In California street, just below Dupont, the California House boasted a great chef in the person of John Somali, who in later years opened the Maison Riche, a famous restaurant that went out of existence in the fire of 1906. Gourmets soon discovered that the California House offered something unusual and it became a famed resort. Somali's specialties were roast turkey, chateaubriand steak and coffee frappe. It is said of his turkeys that their flavor was of such excellence that one of the gourmands of that day, Michael Reece, would always order two when he gave a dinner - one for his guests and one for himself. It is also said that our well-beloved Bohemian, Rafael Weill, still holds memories of the old California House, of which he was an habitué, and from whose excellent chef he learned to appreciate the art and science of cooking as evidenced by the breakfasts and dinners with which he regales his guests at the present day.

But many of the hardy pioneers were of English and American stock and preferred the plainer foods of their old homes to the highly seasoned dishes of the Latin chefs, and to cater to this growing demand the Nevada was opened in Pine street between Montgomery and Kearny. This place became noted for its roast beef and also for its corned beef and cabbage, which was said to be of most excellent flavor.
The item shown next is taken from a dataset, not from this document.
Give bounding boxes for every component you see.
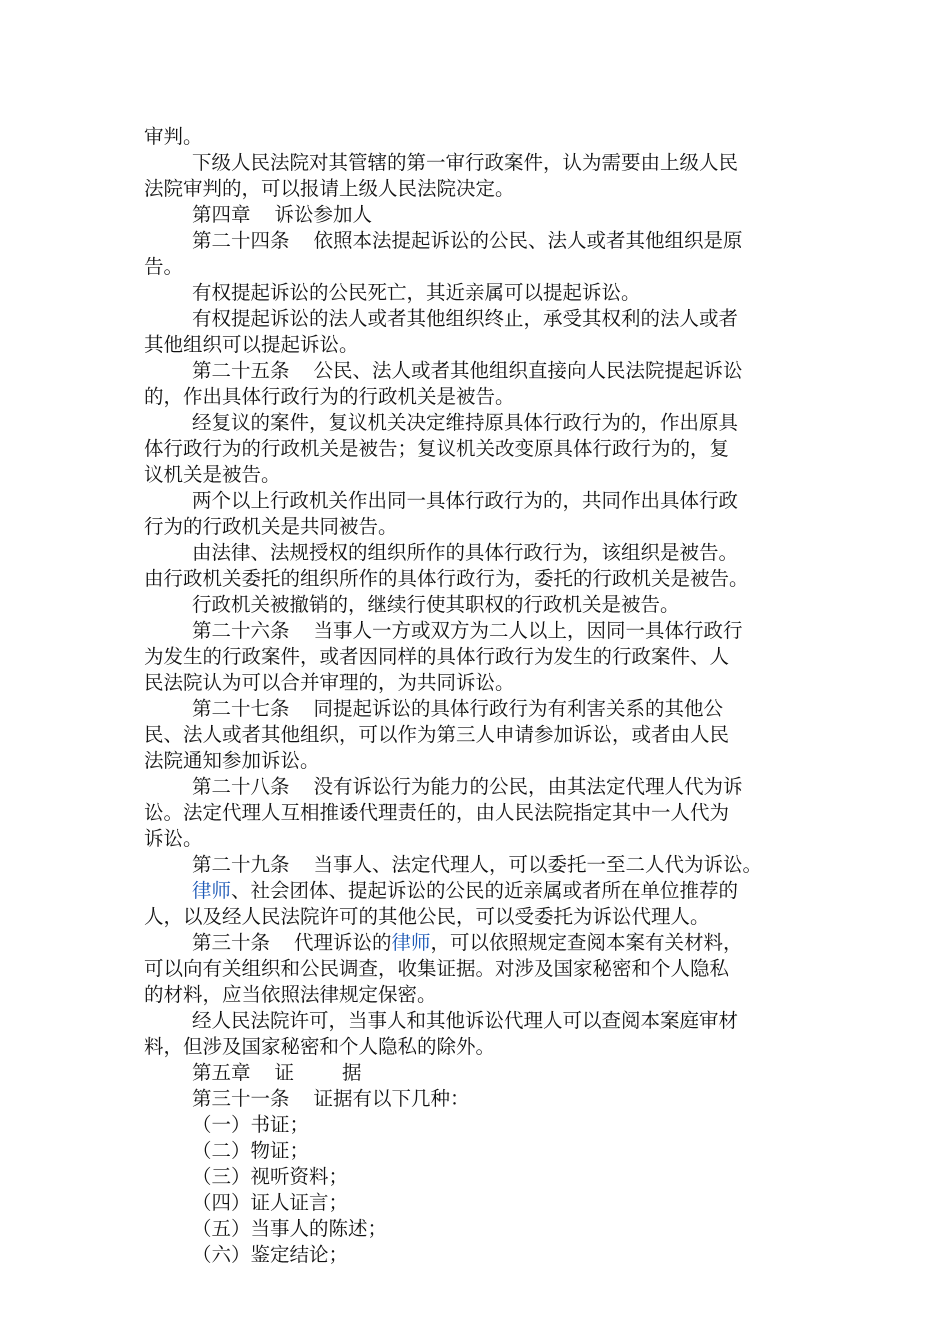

Most famous of all the old oyster houses was Mannings, at the corner of Pine and Webb streets. He specialized in oysters and many of his dishes have survived to the present day. It is said that the style now called "Oysters Kirkpatrick," is but a variant of Manning's "Oyster Salt Roast."

At the corner of California and Sansome streets, where now stands the Bank of California, was the Tehama House, one of the most famous of the city's early hostelries, whose restaurant was famed for its excellence. The Tehama House was the rendezvous of army and navy officers and high state officials. Lieutenant John Derby, of the United States Army, one of the most widely known western authors of that day, made it his headquarters. Derby wrote under the names of "John Phoenix," and "Squibob."

Perini's, in Post street between Grant avenue and Stockton, specialized in pastes and veal risotto, and was much patronized by uptown men.

The original Marchand began business in a little room in Dupont street, between Jackson and Washington, which district at that time had not been given over to the Chinese, and he cooked over a charcoal brazier, in his window, in view of passing people who were attracted by the novelty and retained by the good cooking. With the extension of his fame he found his room too small and he rented a cottage at Bush and Dupont street, but his business grew so rapidly that he was compelled to move to more commodious quarters at Post and Dupont and later to a much larger place at Geary and Stockton, where he enjoyed good patronage until the fire destroyed his place. There is now a restaurant in Geary street near Mason which has on its windows in very small letters "Michael, formerly of," and then in bold lettering, "Marchands." But Michael has neither the art nor the viands that made Marchands famous, and he is content to say that his most famous dish is tripe - just plain, plebeian tripe.

Christian Good, at Washington and Kearny, Big John, at Merchant street between Montgomery and Sansome, Marshall's Chop House, in the old Center Market, and Johnson's Oyster House, in a basement at Clay and Leidesdorff streets, were all noted places and much patronized, the latter laying the foundation of one of San Francisco's "First Families." Martin's was much patronized by the Old Comstock crowd, and this was the favorite dining place of the late William C. Ralston.

One of the most famous restaurants of the early '70s was the Mint, in Commercial street, between Montgomery and Kearny, where the present restaurant of the same name is located. It was noted for its Southern cooking and was the favorite resort of W. W. Foote and other prominent Southerners. The kitchen was presided over by old Billy Jackson, an old-time Southern darkey, who made a specialty of fried chicken, cream gravy, and corn fritters.